The tour ended with organic cava, fried snails and souvenir bookmarks. By this point we were ready for lunch prepared especially for us using fresh produce from the herbal greenhouse. Surely one cant go wrong...
I won't go in detail to the tragic menu that began with a martini glass (?!?) filled with minced Stevia (this stuff tastes of aspartame and leaves an aftertaste you cant kill!) and ended with a dessert containing 'soil' according to the menu…
My taste buds were offended.
La Olivera winery- is located in La Vilella Alta.
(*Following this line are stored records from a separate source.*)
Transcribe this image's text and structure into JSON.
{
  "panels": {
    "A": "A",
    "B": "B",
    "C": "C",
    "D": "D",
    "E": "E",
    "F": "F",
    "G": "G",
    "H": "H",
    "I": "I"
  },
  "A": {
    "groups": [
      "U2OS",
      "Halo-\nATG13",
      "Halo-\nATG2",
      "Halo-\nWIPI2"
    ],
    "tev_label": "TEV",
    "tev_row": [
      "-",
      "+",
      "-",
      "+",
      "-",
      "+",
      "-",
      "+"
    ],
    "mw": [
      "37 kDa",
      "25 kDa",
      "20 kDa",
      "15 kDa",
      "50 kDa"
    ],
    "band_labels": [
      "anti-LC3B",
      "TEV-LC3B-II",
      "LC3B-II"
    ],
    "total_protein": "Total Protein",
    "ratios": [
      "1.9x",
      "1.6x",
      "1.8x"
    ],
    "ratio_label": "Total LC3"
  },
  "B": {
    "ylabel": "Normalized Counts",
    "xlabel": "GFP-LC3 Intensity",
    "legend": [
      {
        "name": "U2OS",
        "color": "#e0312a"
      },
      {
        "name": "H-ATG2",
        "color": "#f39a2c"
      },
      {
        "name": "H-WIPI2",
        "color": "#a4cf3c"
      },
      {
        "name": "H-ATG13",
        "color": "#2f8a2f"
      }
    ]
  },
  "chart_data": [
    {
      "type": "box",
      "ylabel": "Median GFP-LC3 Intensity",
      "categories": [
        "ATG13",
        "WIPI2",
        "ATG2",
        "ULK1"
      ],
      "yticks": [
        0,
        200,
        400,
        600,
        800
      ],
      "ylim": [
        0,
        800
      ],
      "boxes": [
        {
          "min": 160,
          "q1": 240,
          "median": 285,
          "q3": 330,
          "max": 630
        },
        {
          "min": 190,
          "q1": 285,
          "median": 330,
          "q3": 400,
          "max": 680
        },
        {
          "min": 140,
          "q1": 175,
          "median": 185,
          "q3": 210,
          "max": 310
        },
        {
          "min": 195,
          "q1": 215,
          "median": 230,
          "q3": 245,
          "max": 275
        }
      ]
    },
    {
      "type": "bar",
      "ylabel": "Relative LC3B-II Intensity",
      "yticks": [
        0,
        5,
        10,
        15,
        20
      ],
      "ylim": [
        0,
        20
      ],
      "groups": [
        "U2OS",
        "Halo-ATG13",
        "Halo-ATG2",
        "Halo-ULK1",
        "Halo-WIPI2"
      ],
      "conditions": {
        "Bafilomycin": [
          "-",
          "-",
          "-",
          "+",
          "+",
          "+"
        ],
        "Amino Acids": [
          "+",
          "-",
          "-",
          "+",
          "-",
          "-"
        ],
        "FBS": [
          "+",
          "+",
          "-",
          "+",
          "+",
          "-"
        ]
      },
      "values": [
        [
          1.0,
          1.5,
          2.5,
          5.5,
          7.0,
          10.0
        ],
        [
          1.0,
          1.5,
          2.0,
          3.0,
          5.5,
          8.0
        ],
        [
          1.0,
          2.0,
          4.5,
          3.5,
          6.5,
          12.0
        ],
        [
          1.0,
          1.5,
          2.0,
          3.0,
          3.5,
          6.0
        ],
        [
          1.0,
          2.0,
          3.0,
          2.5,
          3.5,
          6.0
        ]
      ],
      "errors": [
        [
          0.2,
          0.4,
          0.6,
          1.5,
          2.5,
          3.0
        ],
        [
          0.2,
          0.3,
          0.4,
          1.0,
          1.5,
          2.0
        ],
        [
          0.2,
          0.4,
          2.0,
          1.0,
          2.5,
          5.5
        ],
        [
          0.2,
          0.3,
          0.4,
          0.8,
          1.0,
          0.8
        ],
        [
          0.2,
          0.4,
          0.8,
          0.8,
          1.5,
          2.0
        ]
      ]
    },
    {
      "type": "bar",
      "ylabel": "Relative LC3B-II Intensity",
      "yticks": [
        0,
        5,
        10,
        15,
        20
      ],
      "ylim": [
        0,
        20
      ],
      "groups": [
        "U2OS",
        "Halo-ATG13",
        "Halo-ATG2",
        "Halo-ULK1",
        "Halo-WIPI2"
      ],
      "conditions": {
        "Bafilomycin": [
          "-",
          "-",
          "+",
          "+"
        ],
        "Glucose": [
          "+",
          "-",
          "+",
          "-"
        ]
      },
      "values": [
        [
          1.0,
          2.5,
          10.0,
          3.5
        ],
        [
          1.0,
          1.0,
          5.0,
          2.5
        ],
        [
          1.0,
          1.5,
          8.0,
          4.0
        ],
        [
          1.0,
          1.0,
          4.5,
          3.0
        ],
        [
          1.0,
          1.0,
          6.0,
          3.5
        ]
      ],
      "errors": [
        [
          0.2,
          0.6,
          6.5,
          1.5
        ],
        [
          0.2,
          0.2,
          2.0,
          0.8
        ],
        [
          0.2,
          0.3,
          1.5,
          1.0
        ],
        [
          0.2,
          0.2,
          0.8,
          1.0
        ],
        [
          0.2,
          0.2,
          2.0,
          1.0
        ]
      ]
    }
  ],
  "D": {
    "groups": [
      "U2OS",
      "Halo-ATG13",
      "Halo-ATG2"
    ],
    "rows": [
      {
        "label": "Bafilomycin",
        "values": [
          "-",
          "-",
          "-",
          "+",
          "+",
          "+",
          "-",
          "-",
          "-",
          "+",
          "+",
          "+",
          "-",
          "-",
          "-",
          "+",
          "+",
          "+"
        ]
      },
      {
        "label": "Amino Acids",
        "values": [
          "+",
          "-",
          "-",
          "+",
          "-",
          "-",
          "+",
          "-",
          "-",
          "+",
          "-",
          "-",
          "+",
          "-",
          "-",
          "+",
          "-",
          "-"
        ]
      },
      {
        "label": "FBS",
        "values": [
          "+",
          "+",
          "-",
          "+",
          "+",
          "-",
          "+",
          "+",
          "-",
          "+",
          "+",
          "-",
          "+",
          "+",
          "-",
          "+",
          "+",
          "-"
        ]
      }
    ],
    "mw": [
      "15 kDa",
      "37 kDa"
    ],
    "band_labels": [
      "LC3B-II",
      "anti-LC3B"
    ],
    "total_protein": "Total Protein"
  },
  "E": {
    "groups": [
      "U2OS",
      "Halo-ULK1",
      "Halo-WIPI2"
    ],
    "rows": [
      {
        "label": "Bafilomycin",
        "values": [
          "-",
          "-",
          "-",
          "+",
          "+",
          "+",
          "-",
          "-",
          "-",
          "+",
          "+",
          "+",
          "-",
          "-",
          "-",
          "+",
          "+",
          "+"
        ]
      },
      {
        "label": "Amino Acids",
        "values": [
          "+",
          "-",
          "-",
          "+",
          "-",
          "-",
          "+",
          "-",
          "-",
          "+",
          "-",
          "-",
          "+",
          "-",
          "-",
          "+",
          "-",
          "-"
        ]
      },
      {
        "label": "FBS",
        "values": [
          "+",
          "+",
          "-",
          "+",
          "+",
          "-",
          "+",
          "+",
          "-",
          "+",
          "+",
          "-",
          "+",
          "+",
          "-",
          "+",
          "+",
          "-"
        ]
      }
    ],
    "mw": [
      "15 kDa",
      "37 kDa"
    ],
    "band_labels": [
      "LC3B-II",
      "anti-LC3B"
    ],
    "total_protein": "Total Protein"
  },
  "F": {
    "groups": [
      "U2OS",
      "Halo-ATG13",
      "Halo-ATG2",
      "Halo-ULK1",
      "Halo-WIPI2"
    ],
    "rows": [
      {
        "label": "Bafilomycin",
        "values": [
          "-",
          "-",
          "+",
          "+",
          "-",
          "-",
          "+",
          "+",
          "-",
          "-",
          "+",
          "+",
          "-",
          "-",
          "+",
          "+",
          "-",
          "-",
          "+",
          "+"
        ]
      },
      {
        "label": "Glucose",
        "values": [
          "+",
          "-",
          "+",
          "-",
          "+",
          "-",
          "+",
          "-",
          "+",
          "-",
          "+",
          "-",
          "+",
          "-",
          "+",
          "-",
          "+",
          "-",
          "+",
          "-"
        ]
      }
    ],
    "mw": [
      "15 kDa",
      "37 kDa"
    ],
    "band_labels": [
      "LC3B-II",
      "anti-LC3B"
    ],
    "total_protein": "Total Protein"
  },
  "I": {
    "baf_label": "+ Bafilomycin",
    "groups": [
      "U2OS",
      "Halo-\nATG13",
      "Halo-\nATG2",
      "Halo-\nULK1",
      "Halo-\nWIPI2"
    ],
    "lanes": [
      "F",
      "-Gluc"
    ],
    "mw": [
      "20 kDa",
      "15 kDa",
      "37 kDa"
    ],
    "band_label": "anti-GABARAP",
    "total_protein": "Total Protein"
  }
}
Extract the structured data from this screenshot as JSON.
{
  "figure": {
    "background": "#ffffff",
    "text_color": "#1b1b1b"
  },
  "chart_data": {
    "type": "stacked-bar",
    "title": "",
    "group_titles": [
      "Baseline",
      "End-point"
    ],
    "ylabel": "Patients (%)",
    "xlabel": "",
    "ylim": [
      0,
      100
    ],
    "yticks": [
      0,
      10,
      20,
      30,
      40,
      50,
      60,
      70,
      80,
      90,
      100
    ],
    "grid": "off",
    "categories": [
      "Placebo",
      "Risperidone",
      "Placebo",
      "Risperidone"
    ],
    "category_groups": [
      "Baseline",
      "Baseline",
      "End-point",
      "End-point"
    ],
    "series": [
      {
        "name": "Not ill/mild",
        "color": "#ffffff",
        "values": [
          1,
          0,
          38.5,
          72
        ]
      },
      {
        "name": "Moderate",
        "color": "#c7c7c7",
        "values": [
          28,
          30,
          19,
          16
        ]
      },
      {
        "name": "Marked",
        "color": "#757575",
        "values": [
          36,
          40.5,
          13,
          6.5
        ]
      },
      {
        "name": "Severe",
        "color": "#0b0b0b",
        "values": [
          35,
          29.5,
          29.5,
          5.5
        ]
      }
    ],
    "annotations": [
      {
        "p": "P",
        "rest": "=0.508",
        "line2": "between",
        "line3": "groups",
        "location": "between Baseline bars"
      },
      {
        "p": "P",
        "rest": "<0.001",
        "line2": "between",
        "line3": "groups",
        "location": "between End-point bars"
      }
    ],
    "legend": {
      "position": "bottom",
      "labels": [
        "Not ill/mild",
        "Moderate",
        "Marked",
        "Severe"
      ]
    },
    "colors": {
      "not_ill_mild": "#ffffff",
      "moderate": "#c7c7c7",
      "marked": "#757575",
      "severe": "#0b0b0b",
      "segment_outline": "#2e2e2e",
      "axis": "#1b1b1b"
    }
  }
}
The small village is set in a jaw- dropping- ly beautiful surrounding that challenges the Tuscan landscape. However, it is officially the coldest I can remember being. There seem to be few people that are willing to live in such a remote village under such climatic conditions, producing wine.
Nevertheless they produce interesting non traditional white wine varieties, as a result of the grapes grown under such a harsh climate and soil.
Vilanova I La Geltru- is a typical small seaside town 40 km south West of Barcelona. This town is based mainly around fishing and tourism, accounting for all the fish and shopping we enjoyed.
The entire Mediterranean Sea life was on display in the food market as were the olive varieties.
This is also the place where I had tasted for the first time fresh peas from their pods. My entire life I had only ever eaten frozen/ cooked/mushy peas that taste nothing like the sweet and crunchy real thing. Never say never, but, Never again!